Mi svegliai di colpo, impaurita.

Era solo un sogno.

Colpa del mio fantastico fratello minore, che la sera prima aveva insistito a portarmi al cinema a vedere Amityville Horror. Grazie a lui, quella notte non avevo fatto altro che sognare omicidi e pozze di sangue che avevano come scenario la nostra nuova casa. Come se non bastasse, dopo il cinema eravamo andati a cenare in pizzeria, dove avevo nuovamente incontrato quello strano ragazzo che mi spiava ormai da mesi e che, guarda caso, sarebbe stato presto il mio nuovo vicino. Un tipo molto singolare: alto, moro e con gli occhi azzurri. Un gran figo, penserete. E in effetti lo era, salvo quell’aura di eccentricità che si portava dietro. Stava sempre da solo, e devo ammettere che un po’ mi faceva pena. Eppure, non riuscivo a non esserne inquietata …

«Sorella, io sto per chiudermi a chiave in bagno».

Le parole di Davide mi catapultarono nella realtà.

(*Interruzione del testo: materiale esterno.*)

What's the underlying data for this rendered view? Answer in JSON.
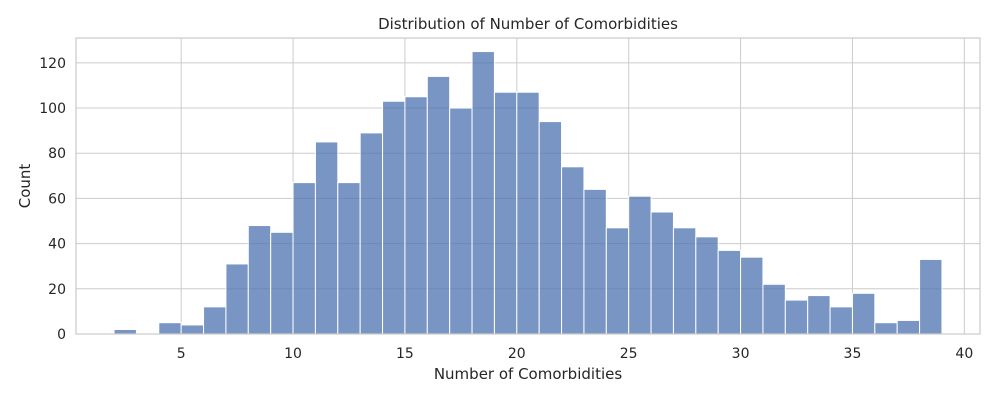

Caspita, se lui era sveglio doveva essere davvero tardi.

Guardai la sveglia sul comodino: le undici e trenta. Dovevamo sbrigarci: a breve sarebbero tornati mamma e papà a prendere la nostra roba.

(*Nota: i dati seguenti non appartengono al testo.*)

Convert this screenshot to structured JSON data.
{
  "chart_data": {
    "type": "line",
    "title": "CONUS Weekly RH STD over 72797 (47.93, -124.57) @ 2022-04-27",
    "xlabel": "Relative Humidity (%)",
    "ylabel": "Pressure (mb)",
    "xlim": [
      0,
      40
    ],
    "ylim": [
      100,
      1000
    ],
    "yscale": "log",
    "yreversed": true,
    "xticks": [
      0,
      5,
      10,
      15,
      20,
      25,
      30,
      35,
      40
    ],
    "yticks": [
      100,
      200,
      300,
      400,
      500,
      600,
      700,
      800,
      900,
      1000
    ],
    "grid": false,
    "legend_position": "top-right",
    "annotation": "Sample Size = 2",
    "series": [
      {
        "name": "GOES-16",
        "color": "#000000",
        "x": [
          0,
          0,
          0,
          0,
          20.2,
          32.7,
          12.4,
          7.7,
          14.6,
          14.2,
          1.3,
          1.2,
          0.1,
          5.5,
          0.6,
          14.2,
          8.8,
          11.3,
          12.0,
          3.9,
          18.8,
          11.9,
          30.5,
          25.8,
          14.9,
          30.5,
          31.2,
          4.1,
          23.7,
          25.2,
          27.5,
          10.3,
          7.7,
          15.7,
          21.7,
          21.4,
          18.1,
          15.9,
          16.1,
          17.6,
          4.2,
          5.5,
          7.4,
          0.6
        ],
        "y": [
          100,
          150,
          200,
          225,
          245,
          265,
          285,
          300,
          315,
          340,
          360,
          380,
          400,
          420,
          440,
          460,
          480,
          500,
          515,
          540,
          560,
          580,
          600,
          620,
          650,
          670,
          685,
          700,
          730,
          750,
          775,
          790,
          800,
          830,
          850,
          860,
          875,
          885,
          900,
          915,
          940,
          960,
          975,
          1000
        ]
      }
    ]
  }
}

«E’ tardissimo, spero che almeno abbia preparato la tua valigia!» gli dissi, agitata.

«Guarda che io è già da un po’ che sono in piedi, e grazie a te e ai tuoi stupidi incubi. Non hai fatto che strillare stanotte» esclamò Davide, irritato.

«Vorrà dire che la prossima volta sceglierò io cosa vedere al cinema!» controbattei io, prontamente.

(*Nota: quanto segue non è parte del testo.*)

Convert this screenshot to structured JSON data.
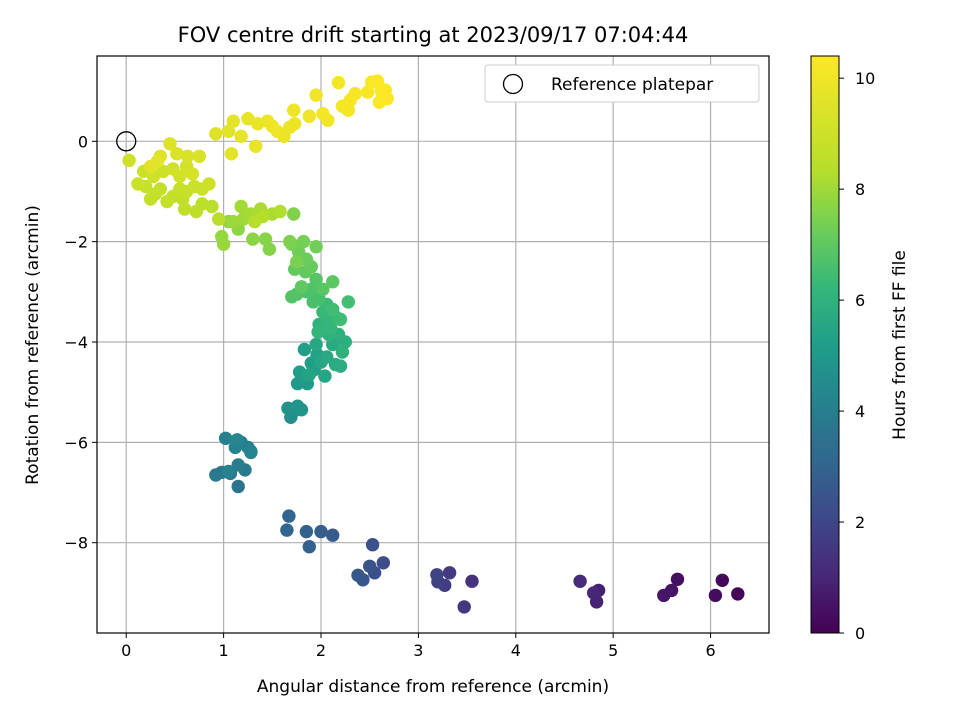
{
  "chart_data": {
    "type": "scatter",
    "title": "FOV centre drift starting at 2023/09/17 07:04:44",
    "xlabel": "Angular distance from reference (arcmin)",
    "ylabel": "Rotation from reference (arcmin)",
    "xlim": [
      -0.3,
      6.6
    ],
    "ylim": [
      -9.8,
      1.7
    ],
    "xticks": [
      0,
      1,
      2,
      3,
      4,
      5,
      6
    ],
    "yticks": [
      0,
      -2,
      -4,
      -6,
      -8
    ],
    "grid": true,
    "colormap": "viridis",
    "colorbar": {
      "label": "Hours from first FF file",
      "range": [
        0,
        10.4
      ],
      "ticks": [
        0,
        2,
        4,
        6,
        8,
        10
      ]
    },
    "legend": {
      "entry": "Reference platepar",
      "placement": "top-right"
    },
    "reference_point": {
      "x": 0,
      "y": 0
    },
    "series": [
      {
        "points": [
          {
            "x": 6.28,
            "y": -9.02,
            "hours": 0.1
          },
          {
            "x": 6.12,
            "y": -8.75,
            "hours": 0.2
          },
          {
            "x": 6.05,
            "y": -9.05,
            "hours": 0.3
          },
          {
            "x": 5.66,
            "y": -8.73,
            "hours": 0.4
          },
          {
            "x": 5.6,
            "y": -8.95,
            "hours": 0.5
          },
          {
            "x": 5.52,
            "y": -9.05,
            "hours": 0.6
          },
          {
            "x": 4.85,
            "y": -8.95,
            "hours": 0.8
          },
          {
            "x": 4.83,
            "y": -9.18,
            "hours": 0.9
          },
          {
            "x": 4.8,
            "y": -9.0,
            "hours": 1.0
          },
          {
            "x": 4.66,
            "y": -8.77,
            "hours": 1.1
          },
          {
            "x": 3.55,
            "y": -8.77,
            "hours": 1.4
          },
          {
            "x": 3.47,
            "y": -9.28,
            "hours": 1.5
          },
          {
            "x": 3.32,
            "y": -8.6,
            "hours": 1.6
          },
          {
            "x": 3.27,
            "y": -8.85,
            "hours": 1.7
          },
          {
            "x": 3.2,
            "y": -8.78,
            "hours": 1.8
          },
          {
            "x": 3.19,
            "y": -8.64,
            "hours": 1.9
          },
          {
            "x": 2.64,
            "y": -8.4,
            "hours": 2.2
          },
          {
            "x": 2.55,
            "y": -8.6,
            "hours": 2.3
          },
          {
            "x": 2.53,
            "y": -8.04,
            "hours": 2.35
          },
          {
            "x": 2.5,
            "y": -8.47,
            "hours": 2.4
          },
          {
            "x": 2.43,
            "y": -8.74,
            "hours": 2.5
          },
          {
            "x": 2.38,
            "y": -8.65,
            "hours": 2.55
          },
          {
            "x": 2.12,
            "y": -7.85,
            "hours": 2.7
          },
          {
            "x": 2.0,
            "y": -7.78,
            "hours": 2.8
          },
          {
            "x": 1.88,
            "y": -8.08,
            "hours": 2.9
          },
          {
            "x": 1.85,
            "y": -7.78,
            "hours": 2.95
          },
          {
            "x": 1.67,
            "y": -7.47,
            "hours": 3.05
          },
          {
            "x": 1.65,
            "y": -7.75,
            "hours": 3.1
          },
          {
            "x": 1.15,
            "y": -6.88,
            "hours": 3.6
          },
          {
            "x": 1.07,
            "y": -6.62,
            "hours": 3.7
          },
          {
            "x": 0.98,
            "y": -6.6,
            "hours": 3.75
          },
          {
            "x": 0.92,
            "y": -6.65,
            "hours": 3.8
          },
          {
            "x": 1.22,
            "y": -6.55,
            "hours": 3.85
          },
          {
            "x": 1.28,
            "y": -6.2,
            "hours": 3.9
          },
          {
            "x": 1.15,
            "y": -6.45,
            "hours": 3.95
          },
          {
            "x": 1.25,
            "y": -6.1,
            "hours": 4.0
          },
          {
            "x": 1.18,
            "y": -6.0,
            "hours": 4.05
          },
          {
            "x": 1.02,
            "y": -5.92,
            "hours": 4.1
          },
          {
            "x": 1.05,
            "y": -6.58,
            "hours": 4.15
          },
          {
            "x": 1.12,
            "y": -6.1,
            "hours": 4.2
          },
          {
            "x": 1.28,
            "y": -6.18,
            "hours": 4.25
          },
          {
            "x": 1.14,
            "y": -5.95,
            "hours": 4.3
          },
          {
            "x": 1.69,
            "y": -5.5,
            "hours": 4.6
          },
          {
            "x": 1.72,
            "y": -5.38,
            "hours": 4.7
          },
          {
            "x": 1.66,
            "y": -5.32,
            "hours": 4.75
          },
          {
            "x": 1.8,
            "y": -5.35,
            "hours": 4.8
          },
          {
            "x": 1.76,
            "y": -5.28,
            "hours": 4.85
          },
          {
            "x": 1.76,
            "y": -4.83,
            "hours": 5.0
          },
          {
            "x": 1.83,
            "y": -4.72,
            "hours": 5.05
          },
          {
            "x": 1.86,
            "y": -4.83,
            "hours": 5.1
          },
          {
            "x": 1.78,
            "y": -4.6,
            "hours": 5.15
          },
          {
            "x": 1.9,
            "y": -4.42,
            "hours": 5.2
          },
          {
            "x": 1.83,
            "y": -4.15,
            "hours": 5.25
          },
          {
            "x": 1.93,
            "y": -4.55,
            "hours": 5.3
          },
          {
            "x": 1.96,
            "y": -4.25,
            "hours": 5.4
          },
          {
            "x": 1.88,
            "y": -4.65,
            "hours": 5.45
          },
          {
            "x": 2.04,
            "y": -4.68,
            "hours": 5.5
          },
          {
            "x": 2.0,
            "y": -4.4,
            "hours": 5.55
          },
          {
            "x": 1.95,
            "y": -4.05,
            "hours": 5.6
          },
          {
            "x": 2.06,
            "y": -4.3,
            "hours": 5.65
          },
          {
            "x": 2.12,
            "y": -4.05,
            "hours": 5.7
          },
          {
            "x": 2.15,
            "y": -4.45,
            "hours": 5.75
          },
          {
            "x": 2.2,
            "y": -4.48,
            "hours": 5.8
          },
          {
            "x": 2.25,
            "y": -4.0,
            "hours": 5.85
          },
          {
            "x": 2.18,
            "y": -3.85,
            "hours": 5.9
          },
          {
            "x": 2.22,
            "y": -4.2,
            "hours": 5.95
          },
          {
            "x": 2.08,
            "y": -3.85,
            "hours": 6.0
          },
          {
            "x": 1.98,
            "y": -3.65,
            "hours": 6.05
          },
          {
            "x": 2.05,
            "y": -3.55,
            "hours": 6.1
          },
          {
            "x": 1.97,
            "y": -3.8,
            "hours": 6.15
          },
          {
            "x": 2.1,
            "y": -3.72,
            "hours": 6.2
          },
          {
            "x": 2.15,
            "y": -3.5,
            "hours": 6.25
          },
          {
            "x": 2.02,
            "y": -3.4,
            "hours": 6.3
          },
          {
            "x": 2.06,
            "y": -3.25,
            "hours": 6.35
          },
          {
            "x": 2.2,
            "y": -3.55,
            "hours": 6.4
          },
          {
            "x": 2.12,
            "y": -3.35,
            "hours": 6.45
          },
          {
            "x": 2.28,
            "y": -3.2,
            "hours": 6.5
          },
          {
            "x": 1.98,
            "y": -3.15,
            "hours": 6.55
          },
          {
            "x": 1.92,
            "y": -3.2,
            "hours": 6.6
          },
          {
            "x": 1.85,
            "y": -3.0,
            "hours": 6.65
          },
          {
            "x": 1.9,
            "y": -2.95,
            "hours": 6.7
          },
          {
            "x": 1.75,
            "y": -3.05,
            "hours": 6.75
          },
          {
            "x": 1.7,
            "y": -3.1,
            "hours": 6.8
          },
          {
            "x": 1.95,
            "y": -2.75,
            "hours": 6.85
          },
          {
            "x": 2.02,
            "y": -2.95,
            "hours": 6.9
          },
          {
            "x": 2.12,
            "y": -2.8,
            "hours": 6.95
          },
          {
            "x": 1.8,
            "y": -2.9,
            "hours": 7.0
          },
          {
            "x": 1.84,
            "y": -2.6,
            "hours": 7.05
          },
          {
            "x": 1.73,
            "y": -2.55,
            "hours": 7.1
          },
          {
            "x": 1.9,
            "y": -2.5,
            "hours": 7.15
          },
          {
            "x": 1.85,
            "y": -2.35,
            "hours": 7.2
          },
          {
            "x": 1.77,
            "y": -2.2,
            "hours": 7.25
          },
          {
            "x": 1.95,
            "y": -2.1,
            "hours": 7.3
          },
          {
            "x": 1.82,
            "y": -2.0,
            "hours": 7.35
          },
          {
            "x": 1.7,
            "y": -2.05,
            "hours": 7.4
          },
          {
            "x": 1.75,
            "y": -2.4,
            "hours": 7.45
          },
          {
            "x": 1.68,
            "y": -2.0,
            "hours": 7.5
          },
          {
            "x": 1.72,
            "y": -1.45,
            "hours": 7.55
          },
          {
            "x": 1.47,
            "y": -2.15,
            "hours": 7.6
          },
          {
            "x": 1.43,
            "y": -1.95,
            "hours": 7.65
          },
          {
            "x": 1.3,
            "y": -1.95,
            "hours": 7.7
          },
          {
            "x": 1.15,
            "y": -1.75,
            "hours": 7.75
          },
          {
            "x": 1.05,
            "y": -1.6,
            "hours": 7.8
          },
          {
            "x": 0.98,
            "y": -1.9,
            "hours": 7.85
          },
          {
            "x": 1.0,
            "y": -2.05,
            "hours": 7.9
          },
          {
            "x": 1.1,
            "y": -1.6,
            "hours": 7.95
          },
          {
            "x": 1.2,
            "y": -1.55,
            "hours": 8.0
          },
          {
            "x": 1.18,
            "y": -1.3,
            "hours": 8.05
          },
          {
            "x": 1.28,
            "y": -1.45,
            "hours": 8.1
          },
          {
            "x": 1.38,
            "y": -1.35,
            "hours": 8.15
          },
          {
            "x": 1.5,
            "y": -1.45,
            "hours": 8.2
          },
          {
            "x": 1.58,
            "y": -1.4,
            "hours": 8.25
          },
          {
            "x": 1.4,
            "y": -1.5,
            "hours": 8.3
          },
          {
            "x": 1.32,
            "y": -1.6,
            "hours": 8.35
          },
          {
            "x": 0.95,
            "y": -1.55,
            "hours": 8.4
          },
          {
            "x": 0.88,
            "y": -1.3,
            "hours": 8.45
          },
          {
            "x": 0.78,
            "y": -1.25,
            "hours": 8.5
          },
          {
            "x": 0.72,
            "y": -1.4,
            "hours": 8.55
          },
          {
            "x": 0.6,
            "y": -1.35,
            "hours": 8.6
          },
          {
            "x": 0.58,
            "y": -1.15,
            "hours": 8.65
          },
          {
            "x": 0.48,
            "y": -1.1,
            "hours": 8.7
          },
          {
            "x": 0.42,
            "y": -1.2,
            "hours": 8.75
          },
          {
            "x": 0.55,
            "y": -0.95,
            "hours": 8.8
          },
          {
            "x": 0.62,
            "y": -1.0,
            "hours": 8.85
          },
          {
            "x": 0.7,
            "y": -0.9,
            "hours": 8.9
          },
          {
            "x": 0.78,
            "y": -0.95,
            "hours": 8.95
          },
          {
            "x": 0.85,
            "y": -0.85,
            "hours": 9.0
          },
          {
            "x": 0.35,
            "y": -0.95,
            "hours": 8.7
          },
          {
            "x": 0.3,
            "y": -1.05,
            "hours": 8.75
          },
          {
            "x": 0.25,
            "y": -1.15,
            "hours": 8.8
          },
          {
            "x": 0.2,
            "y": -0.9,
            "hours": 8.85
          },
          {
            "x": 0.12,
            "y": -0.85,
            "hours": 8.9
          },
          {
            "x": 0.18,
            "y": -0.6,
            "hours": 8.95
          },
          {
            "x": 0.28,
            "y": -0.7,
            "hours": 9.0
          },
          {
            "x": 0.38,
            "y": -0.6,
            "hours": 9.05
          },
          {
            "x": 0.48,
            "y": -0.55,
            "hours": 9.1
          },
          {
            "x": 0.55,
            "y": -0.7,
            "hours": 9.15
          },
          {
            "x": 0.62,
            "y": -0.5,
            "hours": 9.2
          },
          {
            "x": 0.68,
            "y": -0.65,
            "hours": 9.25
          },
          {
            "x": 0.75,
            "y": -0.3,
            "hours": 9.3
          },
          {
            "x": 0.63,
            "y": -0.3,
            "hours": 9.35
          },
          {
            "x": 0.52,
            "y": -0.25,
            "hours": 9.4
          },
          {
            "x": 0.45,
            "y": -0.05,
            "hours": 9.45
          },
          {
            "x": 0.35,
            "y": -0.3,
            "hours": 9.5
          },
          {
            "x": 0.25,
            "y": -0.5,
            "hours": 9.55
          },
          {
            "x": 0.32,
            "y": -0.4,
            "hours": 9.6
          },
          {
            "x": 0.03,
            "y": -0.38,
            "hours": 9.0
          },
          {
            "x": 0.92,
            "y": 0.15,
            "hours": 9.5
          },
          {
            "x": 1.05,
            "y": 0.2,
            "hours": 9.55
          },
          {
            "x": 1.1,
            "y": 0.4,
            "hours": 9.6
          },
          {
            "x": 1.08,
            "y": -0.25,
            "hours": 9.65
          },
          {
            "x": 1.18,
            "y": 0.1,
            "hours": 9.7
          },
          {
            "x": 1.25,
            "y": 0.45,
            "hours": 9.75
          },
          {
            "x": 1.33,
            "y": -0.1,
            "hours": 9.8
          },
          {
            "x": 1.35,
            "y": 0.35,
            "hours": 9.85
          },
          {
            "x": 1.45,
            "y": 0.4,
            "hours": 9.9
          },
          {
            "x": 1.5,
            "y": 0.3,
            "hours": 9.95
          },
          {
            "x": 1.55,
            "y": 0.2,
            "hours": 10.0
          },
          {
            "x": 1.62,
            "y": 0.1,
            "hours": 9.9
          },
          {
            "x": 1.68,
            "y": 0.28,
            "hours": 9.85
          },
          {
            "x": 1.73,
            "y": 0.35,
            "hours": 9.9
          },
          {
            "x": 1.72,
            "y": 0.62,
            "hours": 9.95
          },
          {
            "x": 1.88,
            "y": 0.5,
            "hours": 10.0
          },
          {
            "x": 1.95,
            "y": 0.92,
            "hours": 10.05
          },
          {
            "x": 2.02,
            "y": 0.55,
            "hours": 10.1
          },
          {
            "x": 2.07,
            "y": 0.42,
            "hours": 10.05
          },
          {
            "x": 2.18,
            "y": 1.17,
            "hours": 10.15
          },
          {
            "x": 2.22,
            "y": 0.7,
            "hours": 10.1
          },
          {
            "x": 2.28,
            "y": 0.62,
            "hours": 10.15
          },
          {
            "x": 2.35,
            "y": 0.95,
            "hours": 10.2
          },
          {
            "x": 2.3,
            "y": 0.82,
            "hours": 10.25
          },
          {
            "x": 2.48,
            "y": 0.98,
            "hours": 10.2
          },
          {
            "x": 2.52,
            "y": 1.18,
            "hours": 10.3
          },
          {
            "x": 2.58,
            "y": 1.2,
            "hours": 10.35
          },
          {
            "x": 2.62,
            "y": 1.0,
            "hours": 10.3
          },
          {
            "x": 2.6,
            "y": 0.78,
            "hours": 10.35
          },
          {
            "x": 2.68,
            "y": 0.85,
            "hours": 10.4
          },
          {
            "x": 2.66,
            "y": 1.02,
            "hours": 10.4
          }
        ]
      }
    ]
  }
}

Presi l’accappatoio e, approfittando della sua distrazione, mi intrufolai in bagno. Neanche il tempo di chiudere a chiave, che da dietro la porta risuonarono le sue urla contrariate.

«Non è possibile, sono ore che sono sveglio!».

«Ti saresti dovuto fare la doccia ore fa, allora» ribattei.

 

Circa trenta minuti dopo, liberai il bagno.

«E’ tutto per te, fratellino» dissi, ridacchiando.

Davide, senza nemmeno guardarmi in faccia, prese una tovaglia e si infilò sotto la doccia.

Mentre lui si sciacquava, mi misi a riempire un po’ di scatoloni, temendo le urla dei miei genitori.

Alle 12.30, mio padre suonò il campanello e caricò sull’auto tutti gli scatoloni e due valigie.

«Vi dispiace portare voi quello che resta? La nostra nuova vicina – una signora molto simpatica – è stata così gentile da offrirci il suo aiuto con il trasloco, e tra mezzora sarà qui a prendervi con la sua auto» disse mio padre.

«Simpatica significa bella nel tuo vocabolario?» chiesi io, maliziosamente.

«Bella come può esserlo una signora di ben ottantuno anni» rispose.

«Si chiama Dorotea, comunque … vive nella villetta accanto alla nostra con suo nipote, un ragazzo un tantino strano» aggiunse eloquentemente.

«Per te ogni ragazzo tranne Davide è strano» dissi.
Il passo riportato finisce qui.